La banquière des pauvres

Maria Nowak, présidente et fondatrice de l’Adie (Association pour le droit à l’initiative économique) se considère comme un entrepreneur social.

Économiste de formation, cette femme résolument engagée commence sa carrière dans l’Agence française de développement. Au milieu des années 80, elle assiste à une conférence donnée par Mohammad Yunus*.Pour la première fois elle entend parler de microcrédit, ces petits prêts accordés aux plus démunis pour les sortir de la misère. L’idée s’impose d’elle-même. Dans le cadre de l’AFD (Agence Française de Développement), Maria Nowak importe le système de la « banque des pauvres » en Afrique de l’Ouest puis, à partir de 1992, dans le cadre de la Banque Mondiale, en Europe centrale. Parallèlement, en 1988, Maria Nowak se lance bénévolement  dans une nouvelle aventure : créer une structure de microcrédit en France. Une première dans un pays riche. Aujourd’hui l’Adie peut se vanter d’avoir contribué à la création de quelques 38 000 entreprises et 45 000 emplois dans l’hexagone.

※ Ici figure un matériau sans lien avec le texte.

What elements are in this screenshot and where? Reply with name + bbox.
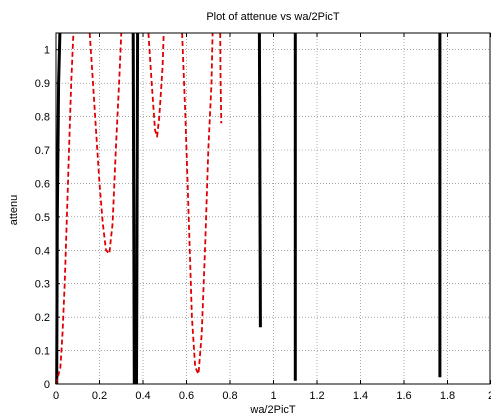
y-tick-label: 0.4 [35, 245, 50, 257]
x-tick-label: 0.6 [179, 390, 194, 402]
x-tick-label: 1.8 [440, 390, 455, 402]
x-tick-label: 2 [488, 390, 491, 402]
series-1-segment-1 [55, 32, 62, 385]
x-tick-label: 1 [270, 390, 276, 402]
x-tick-label: 0.8 [222, 390, 237, 402]
series-2-segment-5 [219, 32, 223, 124]
y-axis-label: attenu [8, 195, 20, 226]
y-tick-label: 0.6 [35, 178, 50, 190]
y-tick-label: 0.8 [35, 112, 50, 124]
tick-layer: 0 0.2 0.4 0.6 0.8 1 1.2 1.4 1.6 1.8 2 0 0.1 0.2 0.3 0.4… [35, 33, 491, 402]
grid-layer [56, 33, 490, 384]
y-tick-label: 0.5 [35, 212, 50, 224]
series-2-segment-1 [55, 32, 75, 385]
x-tick-label: 0.4 [135, 390, 150, 402]
y-tick-label: 0 [44, 379, 50, 391]
series-2-segment-3 [147, 32, 165, 138]
series-2-segment-2 [88, 32, 123, 255]
series-1-segment-4 [257, 32, 262, 328]
series-1-segment-2 [131, 32, 136, 385]
x-tick-label: 1.6 [396, 390, 411, 402]
x-tick-label: 1.4 [353, 390, 368, 402]
y-tick-label: 1 [44, 45, 50, 57]
y-tick-label: 0.1 [35, 346, 50, 358]
y-tick-label: 0.3 [35, 279, 50, 291]
y-tick-label: 0.7 [35, 145, 50, 157]
series-2-segment-4 [181, 32, 214, 375]
y-tick-label: 0.9 [35, 78, 50, 90]
series-layer [55, 32, 442, 385]
x-tick-label: 1.2 [309, 390, 324, 402]
chart-title: Plot of attenue vs wa/2PicT [206, 11, 340, 23]
x-axis-label: wa/2PicT [249, 404, 296, 416]
plot-frame [55, 32, 491, 385]
series-1-segment-3 [135, 32, 140, 385]
y-tick-label: 0.2 [35, 312, 50, 324]
x-tick-label: 0 [53, 390, 59, 402]
x-tick-label: 0.2 [92, 390, 107, 402]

maria nowakQuestions à Maria Nowak

Dirigeants Durables : Comment vous est venu l’envie de transposer le microcrédit en France ?

Maria Nowak : En 1988, le RMI est instauré en France. Il m’a semblé utile d’ouvrir une voie d’insertion par le travail indépendant. Créer de la richesse exige à la fois du travail et du capital. C’est un principe universel. Or, les gens les plus pauvres, s’ils ont de l’énergie et des idées, n’ont pas accès au capital. Le microcrédit leur ouvre cette porte. J’ai créé l’Adie en décembre 1988 avec deux amis. Nous avons commencé le travail de terrain fin 1989, après avoir trouvé des subventions privées et publiques pour démarrer.

Il me semble que jusqu’alors le principe de microcrédit n’existait que dans des pays en développement. Avez-vous du l’adapter différemment sur le territoire français ?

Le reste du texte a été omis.